What made the world great was people toiling away in factories with no hope! Give up on your dreams, kids! The world needs more ditch diggers, you know!
They venerate great individuals without understanding that not everyone is great. Even those who are rarely get to call all the shots — no man is an iLand.
GET IT?
See, the Macalope’s looking back over Jobs’ Stanford address (disclaimer: he’s not really looking back over Jobs’ Stanford address) and he’s trying to find the part where he told everyone to quit their jobs and start their own company in their garage and, hmm, not finding it. Weird. It’s almost like Smith is deliberately misconstruing the message oh, wait, yes, that’s exactly what he’s doing.
The idea that you are the lone-wolf visionary hero of your own life and everyone around you is irrelevant or clueless is an enduring American myth.
If you’re not responsible for your life, Kyle, then who is? The Man? That’s bleak.
The personification of a rebuke to this dangerously self-delusional notion is … Steve Jobs. Not his life. His death.
Oh, boy. Here we go.
He treated his cancer with dietary adjustments and shunned surgery for nine months, effectively allowing the tumor to attack him at will. In the Stanford speech, he misled his listeners by saying he immediately had a biopsy that showed the cancer was curable with surgery and then “had the surgery.” He made no mention of the nine-month delay, which was reported in The Wall Street Journal and elsewhere.
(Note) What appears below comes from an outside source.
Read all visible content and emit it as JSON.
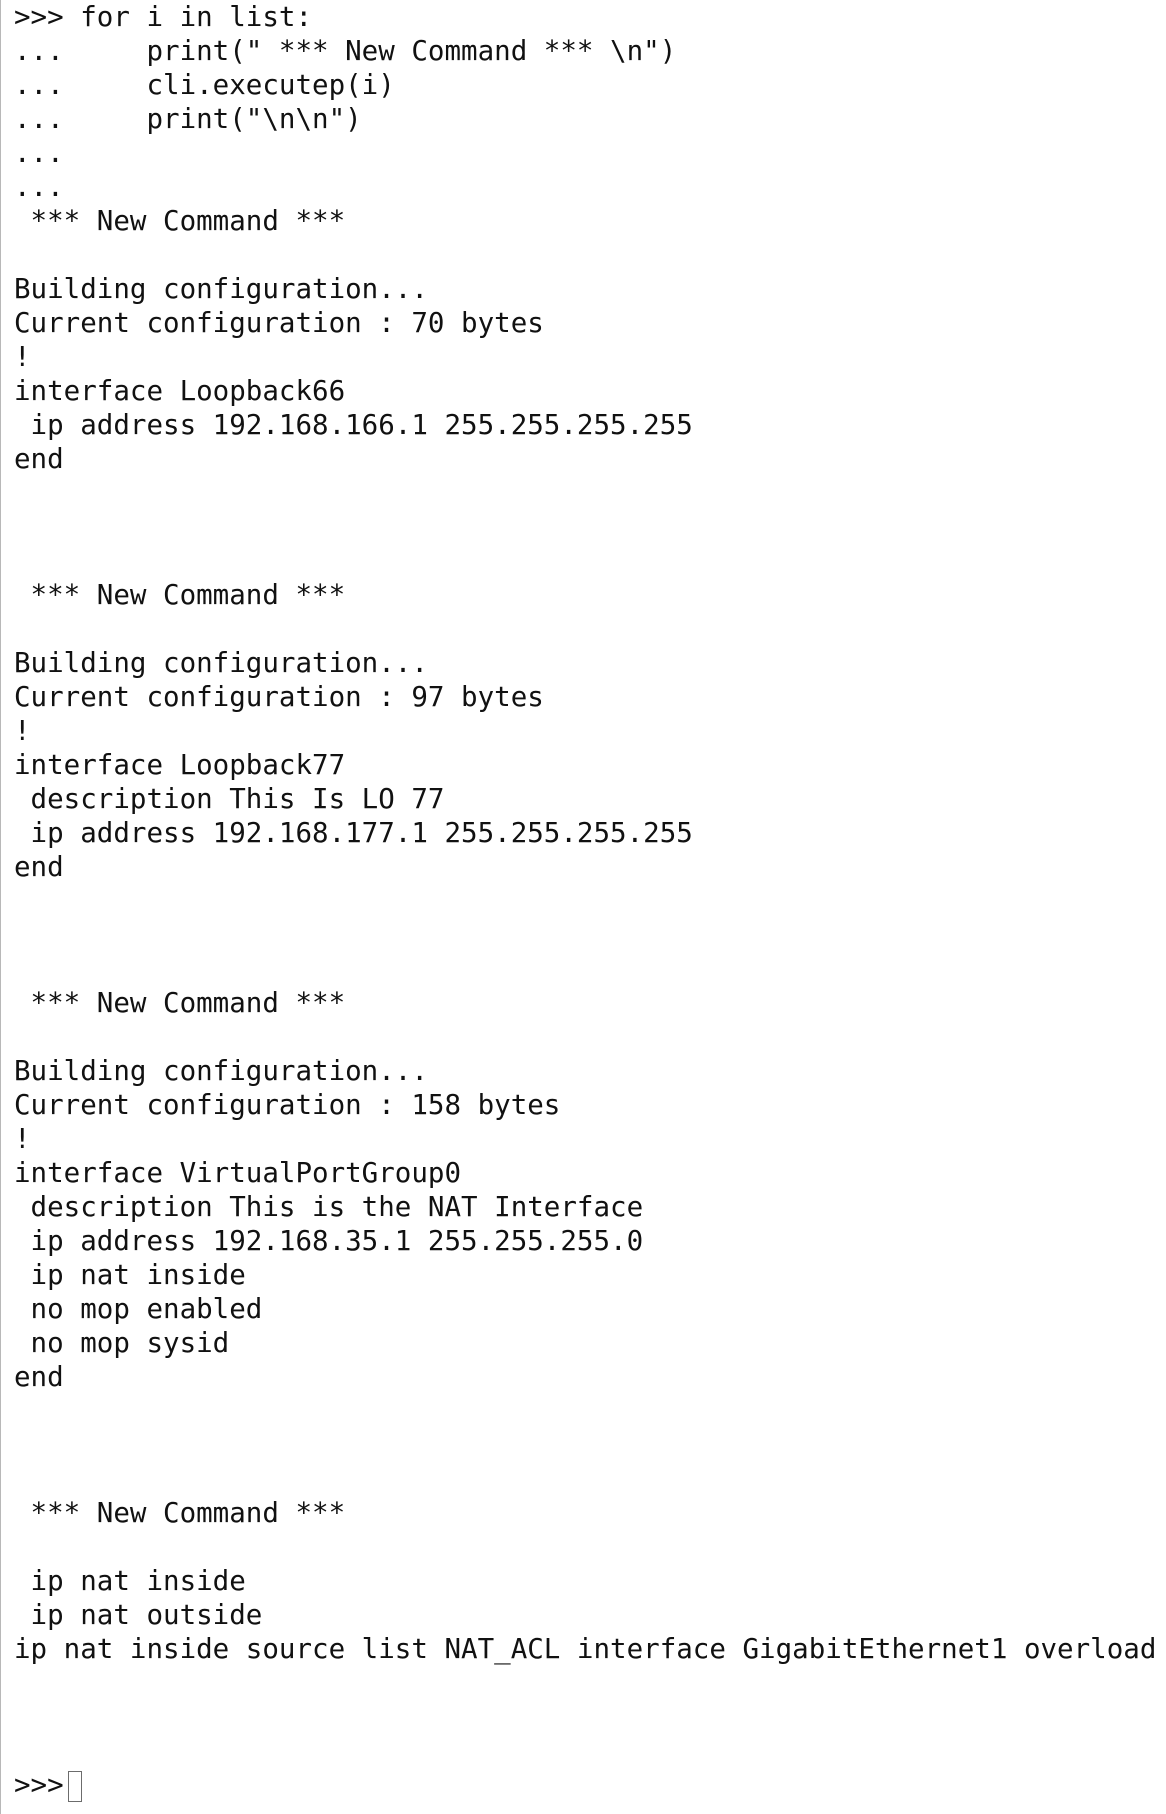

So you know it has to be true. Smith, of course, doesn’t know what Jobs really did and he certainly doesn’t know that Jobs would have lived a day longer if he had done things differently. That doesn’t stop him from passing judgement because he’s an overbearing nitwit. Assuming the account is true, the Macalope wouldn’t go so far as to defend Jobs’ actions. But he would point out that giving people the good advice to follow their passion and try to enjoy their work instead of continuing to slave away at a job that doesn’t inspire them is not the same as telling them not to seek medical attention when needed.
Thank goodness there are film critic scolds like Smith around to decide whether or not someone lived their life the right way.
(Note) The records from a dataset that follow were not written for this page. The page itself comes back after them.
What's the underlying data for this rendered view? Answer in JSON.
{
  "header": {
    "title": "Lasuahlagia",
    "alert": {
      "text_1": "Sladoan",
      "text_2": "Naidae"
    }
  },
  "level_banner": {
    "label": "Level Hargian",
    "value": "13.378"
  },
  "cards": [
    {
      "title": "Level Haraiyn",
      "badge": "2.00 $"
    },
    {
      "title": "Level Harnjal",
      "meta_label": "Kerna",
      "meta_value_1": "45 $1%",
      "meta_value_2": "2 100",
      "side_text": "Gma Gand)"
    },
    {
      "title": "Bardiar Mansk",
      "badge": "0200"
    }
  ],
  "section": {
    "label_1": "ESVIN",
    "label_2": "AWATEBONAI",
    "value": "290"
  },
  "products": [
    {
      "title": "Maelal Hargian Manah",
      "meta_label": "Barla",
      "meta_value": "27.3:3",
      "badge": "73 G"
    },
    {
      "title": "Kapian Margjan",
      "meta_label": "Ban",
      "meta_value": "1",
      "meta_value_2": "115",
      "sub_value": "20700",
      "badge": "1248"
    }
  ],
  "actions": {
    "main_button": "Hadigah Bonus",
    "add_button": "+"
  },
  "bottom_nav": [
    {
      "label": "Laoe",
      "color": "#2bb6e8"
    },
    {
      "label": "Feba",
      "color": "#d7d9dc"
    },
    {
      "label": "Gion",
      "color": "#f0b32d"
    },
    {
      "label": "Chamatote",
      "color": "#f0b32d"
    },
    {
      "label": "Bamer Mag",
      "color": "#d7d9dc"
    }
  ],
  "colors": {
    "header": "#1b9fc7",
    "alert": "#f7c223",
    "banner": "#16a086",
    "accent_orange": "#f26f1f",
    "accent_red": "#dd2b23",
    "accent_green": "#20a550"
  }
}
Jobs certainly did change the world. Recent research has shown that iPhones fire up the same cerebral neurons as love.
Boy, that discredited New York Times piece filled with tiny sample sizes and pseudo-scientific “studies” sure is popular with hacks, isn’t it?
And what do people love about the iPhone? They love the feel of their own inner selves.
You could not be a bigger prig if you tried, could you.
To walk through any crowded city or campus these days requires a new kind of alertness, a nimble ability to sidestep the burgeoning ranks of the iZombies
Blah, blah, blah, technology is ruining everything, blah, blah, blah, why don’t these punks read a damned book.
Increasingly, Planet Jobs will be one in which each citizen will be walled off from others and deeply engaged with an ideal of his own special uniqueness.
It’s like Smith and his Luddite cohorts like Robert Samuelson have never heard of texting, FaceTime, social media.
The iZombies’ surroundings grow as hazy and dreamlike as in Tennyson’s 1832 poem “The Lotos-Eaters,”…
It’s fitting for Smith to close by quoting something from 1832. Because that’s about as current as his perspective is.
[Editors’ Note: In addition to being a mythical beast, the Macalope is not an employee of Macworld. As a result, the Macalope is always free to criticize any media organization. Even ours.]